Barbie, an eternally controversial fictional character, actually as ageless as Homer Simpson, the epitome of all plastic clichés, is turning 60. On March 9, 1959, the first doll was presented in New York. Often scourged as an anorectic sex object, she is now also available in supposedly "curvy" versions, as a robot engineer and with a hijab. Bettina Dorfmann, 58, owns 18,000 of these dolls. She runs a doll clinic in Düsseldorf and has made it into the Guinness Book of Records with her collection.

SZ: Ms. Dorfmann, why do you dedicate your life to a plastic doll?

Bettina Dorfmann: Barbie reminds me of my childhood. I have no siblings and played with her a lot. You can crochet for her, give her different roles, build apartments for her. My parents gave me my first Barbie, her name was Midge, to start school. I liked them right away and then wished one for my birthday, for Christmas. Until I had 28 pieces. At some point they ended up in the basement. But when my daughter was three I dug her out again.

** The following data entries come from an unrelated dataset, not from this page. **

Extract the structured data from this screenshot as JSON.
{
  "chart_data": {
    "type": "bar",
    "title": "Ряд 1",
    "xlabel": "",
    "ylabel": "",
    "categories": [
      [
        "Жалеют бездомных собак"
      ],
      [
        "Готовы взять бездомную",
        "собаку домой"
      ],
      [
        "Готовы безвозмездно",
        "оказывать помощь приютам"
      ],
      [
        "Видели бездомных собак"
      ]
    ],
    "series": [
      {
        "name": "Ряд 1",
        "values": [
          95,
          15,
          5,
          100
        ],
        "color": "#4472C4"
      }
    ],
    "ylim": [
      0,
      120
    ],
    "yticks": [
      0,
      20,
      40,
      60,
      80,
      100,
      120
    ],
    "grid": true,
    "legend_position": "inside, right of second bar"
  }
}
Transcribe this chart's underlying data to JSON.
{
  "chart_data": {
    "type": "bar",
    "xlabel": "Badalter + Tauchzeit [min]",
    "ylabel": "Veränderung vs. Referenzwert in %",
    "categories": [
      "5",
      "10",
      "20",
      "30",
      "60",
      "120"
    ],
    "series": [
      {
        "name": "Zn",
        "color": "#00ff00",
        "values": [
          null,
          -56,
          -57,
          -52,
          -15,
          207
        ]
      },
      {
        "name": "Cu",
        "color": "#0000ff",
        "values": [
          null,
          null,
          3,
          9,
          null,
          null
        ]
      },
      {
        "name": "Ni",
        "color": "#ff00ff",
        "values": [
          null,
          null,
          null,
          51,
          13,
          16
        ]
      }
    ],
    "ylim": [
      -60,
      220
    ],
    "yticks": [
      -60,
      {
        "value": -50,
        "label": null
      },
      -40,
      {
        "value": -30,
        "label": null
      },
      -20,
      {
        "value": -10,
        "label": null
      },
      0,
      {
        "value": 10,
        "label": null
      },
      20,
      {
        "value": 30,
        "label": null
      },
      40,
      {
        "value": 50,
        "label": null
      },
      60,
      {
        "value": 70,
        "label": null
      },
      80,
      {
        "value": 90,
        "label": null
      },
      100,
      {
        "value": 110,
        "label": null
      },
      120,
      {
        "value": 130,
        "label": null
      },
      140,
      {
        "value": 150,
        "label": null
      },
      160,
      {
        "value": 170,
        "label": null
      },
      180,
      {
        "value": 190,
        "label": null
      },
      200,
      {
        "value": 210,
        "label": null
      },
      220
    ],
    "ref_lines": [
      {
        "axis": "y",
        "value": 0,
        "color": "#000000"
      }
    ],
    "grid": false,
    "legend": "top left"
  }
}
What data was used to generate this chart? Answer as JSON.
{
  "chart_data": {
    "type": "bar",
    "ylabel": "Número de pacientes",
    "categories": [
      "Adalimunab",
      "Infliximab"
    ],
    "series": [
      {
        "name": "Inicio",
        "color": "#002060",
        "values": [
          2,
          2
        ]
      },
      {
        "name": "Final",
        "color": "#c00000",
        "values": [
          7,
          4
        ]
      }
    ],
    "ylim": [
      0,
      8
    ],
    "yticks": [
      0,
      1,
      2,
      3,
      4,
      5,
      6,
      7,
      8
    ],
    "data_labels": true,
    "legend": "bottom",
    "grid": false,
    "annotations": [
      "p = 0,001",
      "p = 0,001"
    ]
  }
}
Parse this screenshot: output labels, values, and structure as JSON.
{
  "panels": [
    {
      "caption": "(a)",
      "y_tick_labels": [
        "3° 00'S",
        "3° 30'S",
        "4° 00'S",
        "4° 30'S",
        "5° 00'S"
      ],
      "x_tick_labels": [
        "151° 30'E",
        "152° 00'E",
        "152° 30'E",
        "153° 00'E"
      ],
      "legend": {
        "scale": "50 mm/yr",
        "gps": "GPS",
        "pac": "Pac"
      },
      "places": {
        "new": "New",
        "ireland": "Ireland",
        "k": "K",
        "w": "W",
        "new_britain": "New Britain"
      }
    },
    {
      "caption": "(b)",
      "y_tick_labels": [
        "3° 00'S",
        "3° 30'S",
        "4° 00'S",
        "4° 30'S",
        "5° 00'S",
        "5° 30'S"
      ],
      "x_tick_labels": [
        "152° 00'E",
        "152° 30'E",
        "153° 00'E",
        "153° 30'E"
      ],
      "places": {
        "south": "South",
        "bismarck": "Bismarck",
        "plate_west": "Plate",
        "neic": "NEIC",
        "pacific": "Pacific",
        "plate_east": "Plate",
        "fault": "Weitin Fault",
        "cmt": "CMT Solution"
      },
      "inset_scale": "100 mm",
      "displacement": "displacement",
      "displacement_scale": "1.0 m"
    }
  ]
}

And, could she do anything with it?

She was still too small. And the Barbies were too old-fashioned: One even had a record player. But I rediscovered my old love for Barbie. So I repaired the old dolls, went to collectors' fairs and realized that the new Barbies are also a mirror of our time - and that they have a lot of topics. You always think it's just a doll that you put on and take off. But that's not what it is.

She is not?

She has a high school diploma. She has jobs right up to president and chancellor, has flown to the moon, studied dentistry. There are wheelchair Barbies, Army Barbies, Marylin Monroe, Frank Sinatra, Harry Potter.

And for some time now there is no longer just the blonde, white Barbie, she is an engineer and no longer quite so thin. But it is and remains a doll that has to be pretty and undicky.

That's what people who don't care about it always say. In Germany, people like to do that: condemn Barbie. Baby dolls of today also have huge heads and would not be viable in real life. Nobody cares, they just keep saying: Barbie is blonde and stupid. Go to a Barbie purse, there is nobody there who can be operated on, or who is starving, or who wants to look like a doll. In Ratingen I am organizing an exhibition, "Busy Girl - Barbie Makes a Career", about the professional activity of women from 1959 until today. And there you can see that Barbie is not just a doll. She was always in life.

So Barbies aren't misogynistic?

On the contrary. Barbie can be anything, she is emancipated and can do any job she wants. I am for equality and have always been annoyed that as a woman you have to do twice as much to be successful.

And today they own 18,000 pieces.

But I don't all have them at home, some are in the museum, and I have loaned a few. And my house in Düsseldorf is actually a museum too, I offer tours and restore old dolls there, I have a Barbie room and three storage rooms outside. I spend a lot of time on file sharing sites and meet other collectors. And to fight another cliché: just as many men as women come there, albeit sometimes secretly. Most people look for their childhood in the Barbies, the zeitgeist of that time, the fashion from the seventies, sometimes dolls change hands for 8,000 euros. My favorite is from 1967, from the flower power era.

So Barbie is your job. Can you make a living from it?

You can, but not very dissolute. You sometimes sit for hours at a barbie with hair loss - and I do it with all my heart and soul.

Are you celebrating Barbie's sixtieth?

No, I am very matter-of-fact when dealing with dolls, for me they are collectibles. I have never tried to look like a Barbie, nor do I name the 18,000 dolls. There are collectors who always have their Barbie suitcase with them and play with them, they move. But I'll be on a barbie fair on her birthday in Paris. To check out new barbies.